A federal judge Friday accused special counsel Robert Mueller's team of using criminal charges to squeeze former Trump campaign chief Paul Manafort to get his help in possibly either prosecuting or impeaching President Donald Trump, multiple reports said.
The judge also strongly suggested that Mueller exceeded the scope of his special counsel office's authorization by charging Manafort with crimes that have nothing to do with Russian interference in the 2016 presidential election or possible Trump campaign collusion with Russians.
"You don't really care about Mr. Manafort's bank fraud," U.S. District Judge T.S. Ellis III said at a hearing on Manafort's case in Virginia federal court, where the trial in the case is set to begin July 10.
"You really care about what information he might give you about Mr. Trump and what might lead to his impeachment or prosecution," Ellis said.
"That's what you're really interested in," the judge added, saying Mueller's prosecutors are trying to get Manafort to "sing."
Lawyers for Manafort, who served as Trump's campaign manager for several months in 2016, were asking Ellis to dismiss bank fraud charges brought by Mueller, saying the special counsel does not have the authority to bring such charges in this case.
The indictment stems from Manafort's work consulting for a pro-Russia political party in Ukraine. Mueller also has a separate indictment pending against Manafort in federal court in Washington.
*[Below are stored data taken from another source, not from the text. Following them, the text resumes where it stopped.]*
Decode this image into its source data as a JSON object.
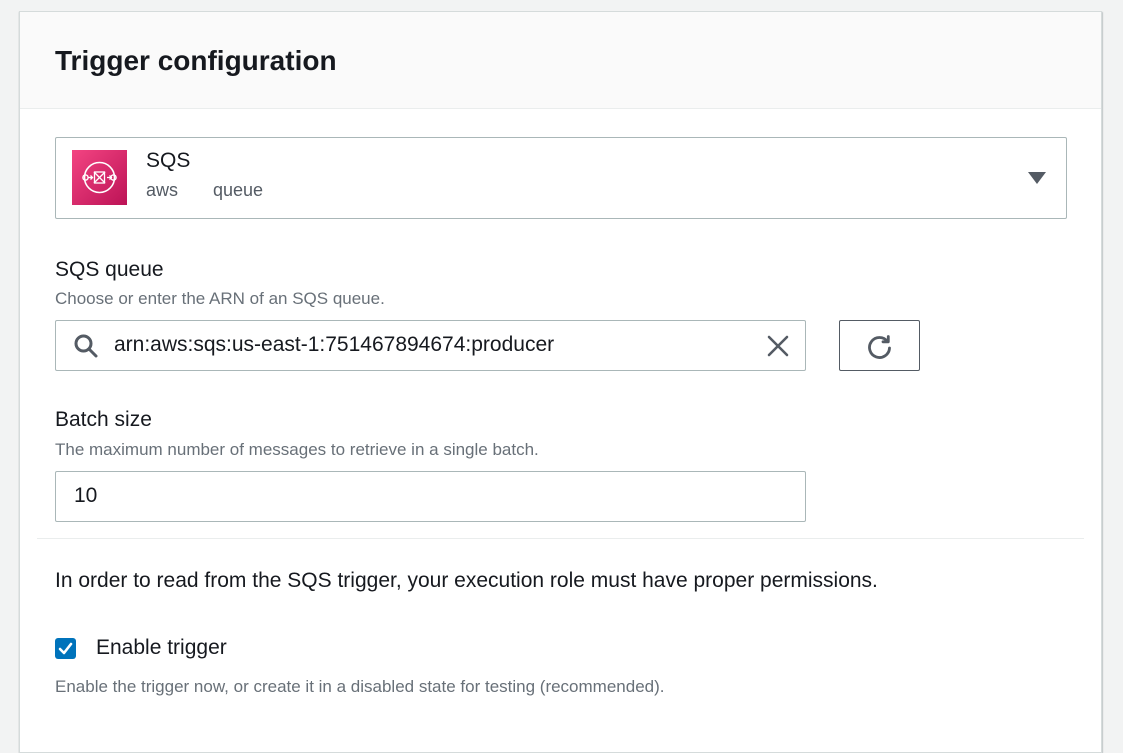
{
  "panel": {
    "title": "Trigger configuration"
  },
  "source": {
    "name": "SQS",
    "tags": [
      "aws",
      "queue"
    ],
    "logo_color": "#e7157b",
    "icon": "sqs-queue-icon"
  },
  "sqs_queue": {
    "label": "SQS queue",
    "description": "Choose or enter the ARN of an SQS queue.",
    "value": "arn:aws:sqs:us-east-1:751467894674:producer",
    "search_icon": "search-icon",
    "clear_icon": "close-icon",
    "refresh_icon": "refresh-icon"
  },
  "batch_size": {
    "label": "Batch size",
    "description": "The maximum number of messages to retrieve in a single batch.",
    "value": "10"
  },
  "permissions_notice": "In order to read from the SQS trigger, your execution role must have proper permissions.",
  "enable_trigger": {
    "label": "Enable trigger",
    "checked": true,
    "description": "Enable the trigger now, or create it in a disabled state for testing (recommended)."
  },
  "colors": {
    "accent": "#0073bb",
    "text": "#16191f",
    "secondary_text": "#687078"
  }
}
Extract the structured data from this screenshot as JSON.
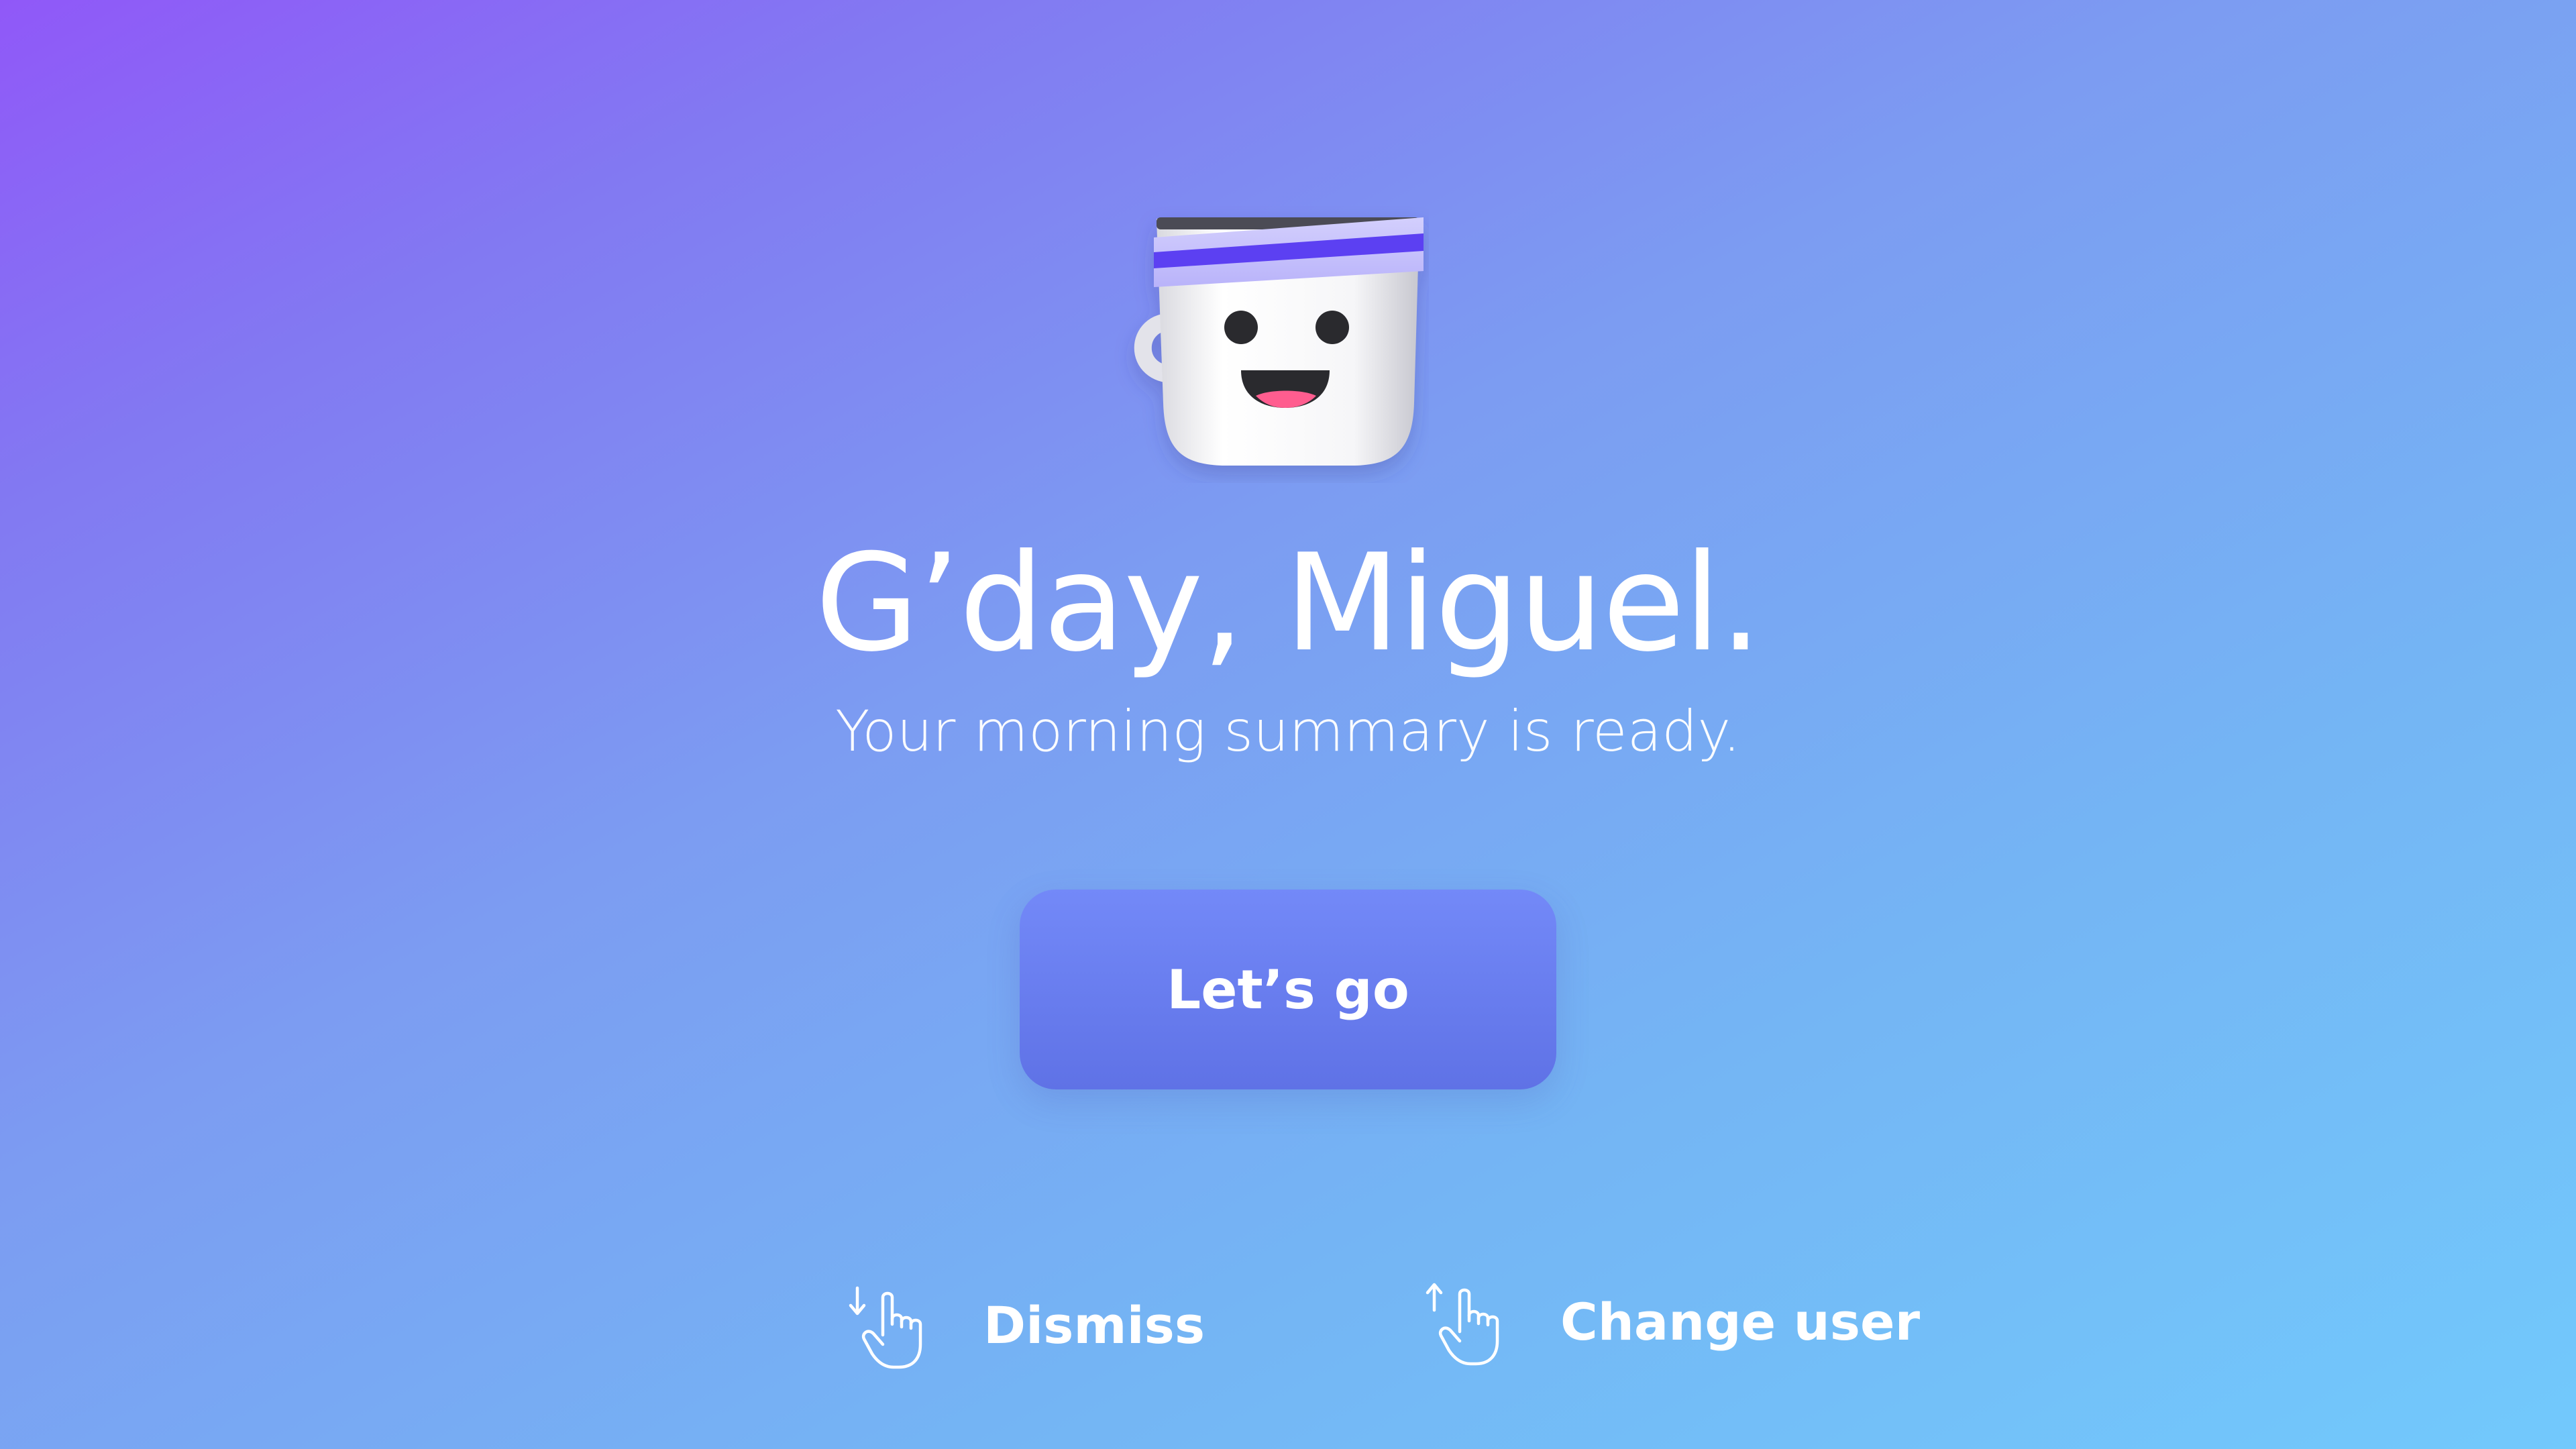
{
  "greeting": {
    "title": "G’day, Miguel.",
    "subtitle": "Your morning summary is ready."
  },
  "mascot": {
    "icon": "smiling-coffee-cup-icon",
    "headband_color": "#5b3ff2"
  },
  "primary_action": {
    "label": "Let’s go",
    "color": "#6a7df0"
  },
  "gestures": [
    {
      "icon": "swipe-down-hand-icon",
      "label": "Dismiss"
    },
    {
      "icon": "swipe-up-hand-icon",
      "label": "Change user"
    }
  ],
  "colors": {
    "background_start": "#9058f8",
    "background_end": "#72c9fc",
    "text": "#ffffff"
  }
}
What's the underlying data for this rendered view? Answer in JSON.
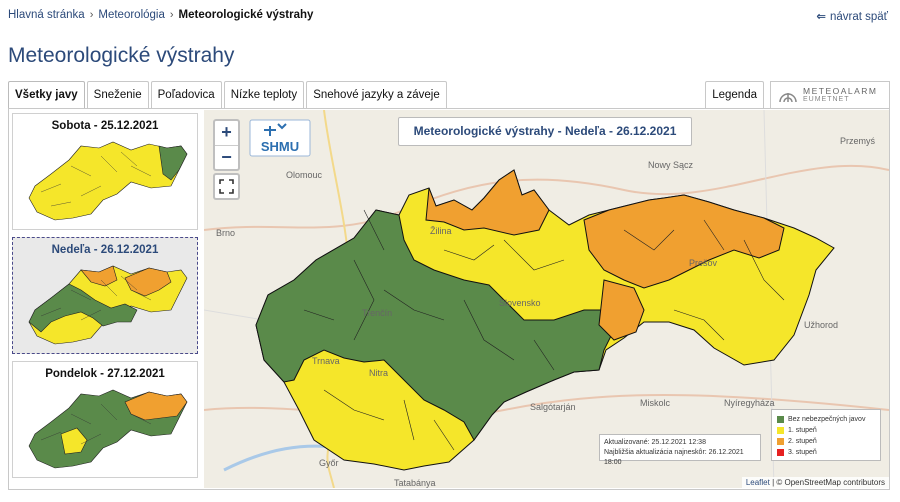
{
  "breadcrumb": {
    "home": "Hlavná stránka",
    "section": "Meteorológia",
    "current": "Meteorologické výstrahy"
  },
  "back_link": "návrat späť",
  "page_title": "Meteorologické výstrahy",
  "tabs": [
    "Všetky javy",
    "Sneženie",
    "Poľadovica",
    "Nízke teploty",
    "Snehové jazyky a záveje"
  ],
  "active_tab": "Všetky javy",
  "legend_tab": "Legenda",
  "meteoalarm": {
    "line1": "METEOALARM",
    "line2": "EUMETNET"
  },
  "days": [
    {
      "label": "Sobota - 25.12.2021",
      "selected": false
    },
    {
      "label": "Nedeľa - 26.12.2021",
      "selected": true
    },
    {
      "label": "Pondelok - 27.12.2021",
      "selected": false
    }
  ],
  "map": {
    "title": "Meteorologické výstrahy - Nedeľa - 26.12.2021",
    "zoom_in": "+",
    "zoom_out": "−",
    "logo_text": "SHMU",
    "cities": [
      "Olomouc",
      "Nowy Sącz",
      "Przemyś",
      "Brno",
      "Žilina",
      "Trenčín",
      "Prešov",
      "Slovensko",
      "Trnava",
      "Nitra",
      "Miskolc",
      "Salgótarján",
      "Nyíregyháza",
      "Győr",
      "Tatabánya",
      "Užhorod"
    ],
    "info": {
      "updated": "Aktualizované: 25.12.2021 12:38",
      "next": "Najbližšia aktualizácia najneskôr: 26.12.2021 18:00"
    },
    "legend": [
      {
        "label": "Bez nebezpečných javov",
        "color": "#5a8a4a"
      },
      {
        "label": "1. stupeň",
        "color": "#f5e62a"
      },
      {
        "label": "2. stupeň",
        "color": "#f0a030"
      },
      {
        "label": "3. stupeň",
        "color": "#e62020"
      }
    ],
    "attribution": {
      "leaflet": "Leaflet",
      "text": "| © OpenStreetMap contributors"
    }
  },
  "colors": {
    "green": "#5a8a4a",
    "yellow": "#f5e62a",
    "orange": "#f0a030",
    "red": "#e62020",
    "link": "#2c4a7a"
  }
}
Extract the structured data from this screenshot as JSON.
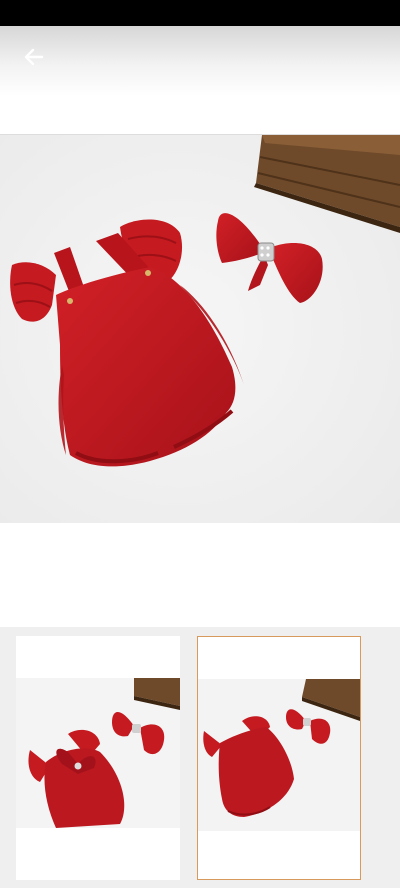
{
  "icons": {
    "back": "arrow-left-icon"
  },
  "colors": {
    "toolbar_icon": "#ffffff",
    "selected_thumbnail_border": "#d89a5c",
    "product_red": "#c4161c"
  },
  "gallery": {
    "selected_index": 1,
    "thumbnails": [
      {
        "selected": false
      },
      {
        "selected": true
      }
    ]
  }
}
Ellis questioned why the United States attorney's office in Alexandria, Virginia, was not handling the case in federal court there, as opposed to the special counsel's office.
"I don't see how this indictment has to do with anything the special prosecutor is authorized to investigate," Ellis said.
He also told a prosecutor in Mueller's office at the hearing that he wants to see an uncensored copy of a memo that outlines the scope of the special counsel's investigation.
Special counsel attorney Michael Dreeben told Ellis that the August 2017 memo, which was written by Deputy Attorney General Rod Rosenstein, authorized Mueller's team to probe the alleged crimes by Manafort.
But Ellis said, "We don't want anyone in this country with unfettered power."
"It's unlikely you're going to persuade me the special prosecutor has power to do anything he or she wants," the judge said. "The American people feel pretty strongly that no one has unfettered power."
The judge expressed incredulity at the special counsel's argument, which he characterized as, "We said this is what [the] investigation was about, but we are not bound by it, and we were lying," according to Fox News' account of the hearing.
Dreeben told Ellis that a public order by Rosenstein in May 2017 did not reveal all the details of the scope of the investigation because some involved sensitive matters related to national security and counterintelligence, according to Reuters' article about the hearing.
Ellis shot back that Dreeben's explanation effectively means that the Justice Department was "not really telling the truth" about the investigation, according to Reuters.
The judge said someone hearing Dreeben's explanation would be apt to say, "C'mon, man!"
Ellis did not rule on Manafort's request to dismiss the charges in the case. He gave Mueller's team two weeks to give him the scope memo.